In our study, myelosuppression was the most common toxic effect, and neutropenia (35% of cycles) was the most common grade 3/4 toxicity. Almost all patients were able to continue the schedule. No treatment-related deaths occurred. The prevalance of grade 3/4 diarrhea was quite acceptable (5 cases in 98 cycles, 5%). Esophagitis occurred often in the patients who received hyperfractionated TRT. However, only one patient skipped chemotherapy on day 8 and delayed the next chemotherapy scheme 3 days later. All patients tolerated concurrent chemoradiotherapy. In regard to radiation-induced pneumonitis, one patient suffered from dyspnea, received prednisolone (1 mg/kg of body weight, once daily for 2 weeks and then tapered), and was discharged with symptom improvement. In spite of a favorable 1-year survival rate and tolerable side effects, that eligible patients were small numbers and only male was weak point. But, it is possible that two cycles of IP induction chemotherapy followed by concurrent chemoradiotherapy composed of hyperfractionated TRT with four cycles of an IP regimen is useful regimen in LD-SCLC.

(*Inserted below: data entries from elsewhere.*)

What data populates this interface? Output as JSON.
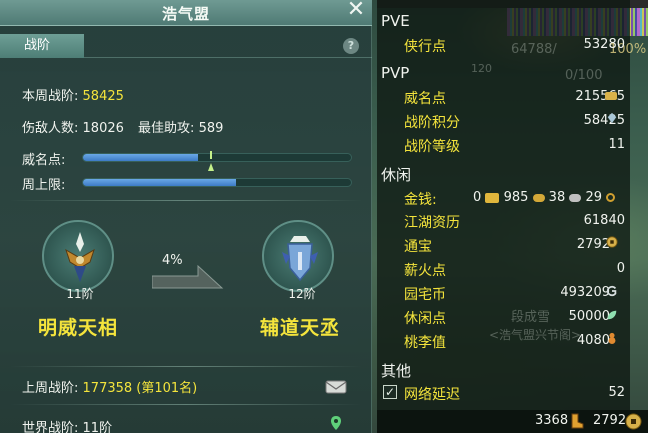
{
  "window": {
    "title": "浩气盟",
    "tab_active": "战阶"
  },
  "stats": {
    "weekly_rank_label": "本周战阶:",
    "weekly_rank_value": "58425",
    "kills_label": "伤敌人数:",
    "kills_value": "18026",
    "assists_label": "最佳助攻:",
    "assists_value": "589",
    "prestige_label": "威名点:",
    "prestige_fill": 0.43,
    "cap_label": "周上限:",
    "cap_fill": 0.57
  },
  "ranks": {
    "current_level": "11阶",
    "current_name": "明威天相",
    "next_level": "12阶",
    "next_name": "辅道天丞",
    "progress_text": "4%"
  },
  "footer": {
    "last_week_label": "上周战阶:",
    "last_week_value": "177358 (第101名)",
    "world_label": "世界战阶:",
    "world_value": "11阶"
  },
  "side": {
    "pve_title": "PVE",
    "pve_items": [
      {
        "label": "侠行点",
        "value": "53280"
      }
    ],
    "pvp_title": "PVP",
    "pvp_items": [
      {
        "label": "威名点",
        "value": "215565"
      },
      {
        "label": "战阶积分",
        "value": "58425"
      },
      {
        "label": "战阶等级",
        "value": "11"
      }
    ],
    "leisure_title": "休闲",
    "money_label": "金钱:",
    "money_gold": "0",
    "money_silver": "985",
    "money_copper1": "38",
    "money_copper2": "29",
    "leisure_items": [
      {
        "label": "江湖资历",
        "value": "61840"
      },
      {
        "label": "通宝",
        "value": "2792"
      },
      {
        "label": "薪火点",
        "value": "0"
      },
      {
        "label": "园宅币",
        "value": "493209"
      },
      {
        "label": "休闲点",
        "value": "50000"
      },
      {
        "label": "桃李值",
        "value": "4080"
      }
    ],
    "other_title": "其他",
    "latency_label": "网络延迟",
    "latency_value": "52",
    "bottom_left": "3368",
    "bottom_right": "2792"
  },
  "background_texts": {
    "hp": "64788/",
    "pct": "100%",
    "level": "120",
    "bar": "0/100",
    "npc_name": "段成雪",
    "npc_title": "<浩气盟兴节阁>"
  },
  "colors": {
    "accent_yellow": "#f4e43c",
    "bar_blue": "#3d7bc6",
    "panel_teal": "#2a423e"
  }
}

Based on this study, we suggest that treatment with two cycles of IP induction chemotherapy followed by concurrent chemoradiotherapy composed of hyperfractionated TRT with four cycles of an IP regimen is useful effective in LD-SCLC, with a favorable 1-year survival rate and tolerable side effects. Concurrent twice-daily TRT with combination chemotherapy containing irinotecan and cisplatin may be the most powerful treatment for LD-SCLC patients, given that the dose intensity of irinotecan can be reached close to the planned dosage with tolerable side effects. We expect that this protocol will improve the current long-term survival rate, but this needs to be studied further.